Yeah, I didn't say it but I agreed, and so someone who is a little closer to the case who read about what I had to say (small world on this Internet, isn't it?) who came up with the following comment: "Who are you to say anything? You don't know the story. My store sold clothing to her monthly and I know she didn't want to get caught...or she would have many months earlier."
Now, I don't know who this comment was aimed at, myself or the person whose comment this directly followed, but I took the liberty of being deeply angry about and completely offended by this comment. I did, however, read this comment shortly before bedtime, and I had the good sense to take some time to think about it, sleep on it, and see what I though after some contemplation.
That was some days ago I have to admit, so I've been considering this comment for quite a while. And I hate to admit it, especially not here for everyone to see, but the more I think about it, the more I think you are right kmf2. Especially when we find out how long and how much this has been going on I think you are right, and less I sort of want to find a bright side in Sujata Sachdeva.
See, I was doing something that people almost always do, and that was to sort of want the person who is very obviously guilty to sort of be not quite as guilty. It is almost like we feel better about ourselves by trying to be nice about the naughty people, so we automatically slip into this mode where we try to make excuses for people. I mean, she was a community leader and gave a lot of time and money to a rash of good causes. Well, that stops right now. She's guilty as sin and she should be punished to the fill extent of the law. If you take a minute to do the figures, she STOLE twice as much each year as Koss Corp MADE in 2009. That's mind boggling.
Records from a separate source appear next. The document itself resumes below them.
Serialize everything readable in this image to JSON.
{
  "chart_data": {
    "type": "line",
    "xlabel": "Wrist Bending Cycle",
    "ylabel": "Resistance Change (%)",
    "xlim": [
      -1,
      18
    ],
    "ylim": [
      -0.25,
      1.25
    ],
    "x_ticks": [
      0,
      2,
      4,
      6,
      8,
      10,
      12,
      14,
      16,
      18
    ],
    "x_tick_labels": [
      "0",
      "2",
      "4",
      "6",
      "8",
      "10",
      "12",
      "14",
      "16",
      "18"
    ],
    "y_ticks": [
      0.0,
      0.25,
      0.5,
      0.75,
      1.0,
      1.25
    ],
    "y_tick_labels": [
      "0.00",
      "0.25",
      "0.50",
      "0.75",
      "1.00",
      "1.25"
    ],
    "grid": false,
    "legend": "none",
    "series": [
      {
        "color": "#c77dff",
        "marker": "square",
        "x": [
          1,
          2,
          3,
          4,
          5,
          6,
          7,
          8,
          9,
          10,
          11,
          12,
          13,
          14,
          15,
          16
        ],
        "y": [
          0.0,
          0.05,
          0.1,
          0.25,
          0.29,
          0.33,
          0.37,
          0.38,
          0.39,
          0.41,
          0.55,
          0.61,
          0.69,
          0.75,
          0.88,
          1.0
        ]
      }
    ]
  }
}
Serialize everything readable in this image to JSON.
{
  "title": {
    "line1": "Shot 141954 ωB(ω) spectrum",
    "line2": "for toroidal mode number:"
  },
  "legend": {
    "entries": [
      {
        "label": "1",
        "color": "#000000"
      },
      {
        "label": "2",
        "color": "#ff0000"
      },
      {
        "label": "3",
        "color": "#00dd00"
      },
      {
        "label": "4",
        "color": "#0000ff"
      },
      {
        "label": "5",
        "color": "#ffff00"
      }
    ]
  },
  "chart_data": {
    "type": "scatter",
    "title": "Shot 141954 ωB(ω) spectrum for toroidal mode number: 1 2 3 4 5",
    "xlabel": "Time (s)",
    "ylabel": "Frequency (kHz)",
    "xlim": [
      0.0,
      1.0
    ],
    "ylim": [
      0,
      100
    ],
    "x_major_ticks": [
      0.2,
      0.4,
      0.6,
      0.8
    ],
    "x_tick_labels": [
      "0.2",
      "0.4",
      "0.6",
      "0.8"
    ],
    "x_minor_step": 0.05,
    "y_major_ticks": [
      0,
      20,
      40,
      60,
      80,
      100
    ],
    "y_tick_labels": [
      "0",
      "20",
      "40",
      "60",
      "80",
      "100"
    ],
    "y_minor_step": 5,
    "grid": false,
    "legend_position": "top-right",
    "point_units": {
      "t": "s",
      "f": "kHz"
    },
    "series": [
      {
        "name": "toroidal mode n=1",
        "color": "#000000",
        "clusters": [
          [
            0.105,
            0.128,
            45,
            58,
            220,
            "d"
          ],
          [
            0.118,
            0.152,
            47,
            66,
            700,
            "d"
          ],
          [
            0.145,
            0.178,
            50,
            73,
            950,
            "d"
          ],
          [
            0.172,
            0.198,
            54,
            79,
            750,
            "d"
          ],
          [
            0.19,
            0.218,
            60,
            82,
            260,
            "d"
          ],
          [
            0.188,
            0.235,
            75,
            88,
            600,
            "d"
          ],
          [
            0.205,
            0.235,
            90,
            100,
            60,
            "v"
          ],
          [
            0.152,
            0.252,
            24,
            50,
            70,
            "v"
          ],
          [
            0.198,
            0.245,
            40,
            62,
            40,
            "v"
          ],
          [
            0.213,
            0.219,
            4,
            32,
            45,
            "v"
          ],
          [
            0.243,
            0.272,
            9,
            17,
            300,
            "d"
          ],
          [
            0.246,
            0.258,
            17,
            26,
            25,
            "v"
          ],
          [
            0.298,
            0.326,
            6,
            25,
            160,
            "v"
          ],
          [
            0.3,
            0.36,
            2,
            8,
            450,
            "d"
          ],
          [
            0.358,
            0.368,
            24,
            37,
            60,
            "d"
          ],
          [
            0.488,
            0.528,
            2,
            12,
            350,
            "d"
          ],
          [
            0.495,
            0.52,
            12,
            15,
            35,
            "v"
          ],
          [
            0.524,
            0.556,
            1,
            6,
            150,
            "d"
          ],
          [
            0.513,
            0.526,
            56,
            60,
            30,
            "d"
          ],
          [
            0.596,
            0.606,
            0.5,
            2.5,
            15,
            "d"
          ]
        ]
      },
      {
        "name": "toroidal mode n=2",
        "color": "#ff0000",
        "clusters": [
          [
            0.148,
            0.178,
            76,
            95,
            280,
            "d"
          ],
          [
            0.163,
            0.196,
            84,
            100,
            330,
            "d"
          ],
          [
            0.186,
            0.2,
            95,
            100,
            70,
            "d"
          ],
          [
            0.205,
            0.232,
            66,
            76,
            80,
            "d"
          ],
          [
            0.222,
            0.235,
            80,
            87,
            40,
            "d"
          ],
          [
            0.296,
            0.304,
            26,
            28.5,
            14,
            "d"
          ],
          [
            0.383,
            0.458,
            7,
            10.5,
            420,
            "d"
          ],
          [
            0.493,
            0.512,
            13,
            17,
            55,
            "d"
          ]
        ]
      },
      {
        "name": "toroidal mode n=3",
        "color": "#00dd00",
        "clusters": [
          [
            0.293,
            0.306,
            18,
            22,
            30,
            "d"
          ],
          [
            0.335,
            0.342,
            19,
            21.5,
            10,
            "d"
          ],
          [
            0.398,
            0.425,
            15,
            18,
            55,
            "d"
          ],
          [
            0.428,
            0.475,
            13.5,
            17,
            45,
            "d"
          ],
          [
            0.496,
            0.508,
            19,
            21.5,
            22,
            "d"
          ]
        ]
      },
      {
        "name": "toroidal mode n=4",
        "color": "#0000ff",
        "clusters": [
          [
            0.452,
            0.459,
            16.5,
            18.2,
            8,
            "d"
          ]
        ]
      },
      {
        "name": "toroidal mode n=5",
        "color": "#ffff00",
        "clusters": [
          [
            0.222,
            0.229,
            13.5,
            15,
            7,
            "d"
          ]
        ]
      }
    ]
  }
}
Think about how much difference that would have made in the world of Koss, if their profits were increased by 150%. That is a gigantic difference. So throw the book at her, and give all of her clothes to the poor. That would teach her.
Here is the thing though; here is the thing about the comment that still sort of gets my feathers up. The commenter was right, in my now revised and rethought opinion, and that is fine. Congratulations. The problem that I have is in the very first line: "Who are you to say anything?" Well I am no one, but that doesn't matter, okay? No, I don't have inside information, I only know what I read in the papers. So maybe I don't know all the inside details but you know what? I don't recall ever trying to bring up facts. If I remember correctly I was stating my opinion, and even though I am just some schmoe it is still my opinion, whether it is correct or properly guided or based in reality. It doesn't matter, because it is my opinion and quite frankly, just because I didn't sell Sujata any of her embezzlement clothes doesn't mean that I don't have the right to say what I think, or agree what I think. I didn't take issue with the guy who said she made it through Marquette Law School via affirmative action even though I don't necessarily agree. I respected his right to his opinion. And I am not taking stabs at you for having an opinion that is different from mine, in fact I have come around to agree. I am just taking issue with how you presented it.
That being said, I am over reacting to this. I know that. I am a grown adult throwing a sort of written temper tantrum, and I need to settle down and get over myself. And in all honesty although I am sort of picking on you kmf2, I really do appreciate your comment. Again, I have come to agree with you. But this is the fun of commenting, it creates debate and stimulates conversation. Can you tell that I am extremely worried that people will stop commenting now that I have done this? And this has certainly done so. So thank you, I am over myself now. Plus, I don't think you meant it to come off that way. Oh damn, there I go again, trying to make nice all the time.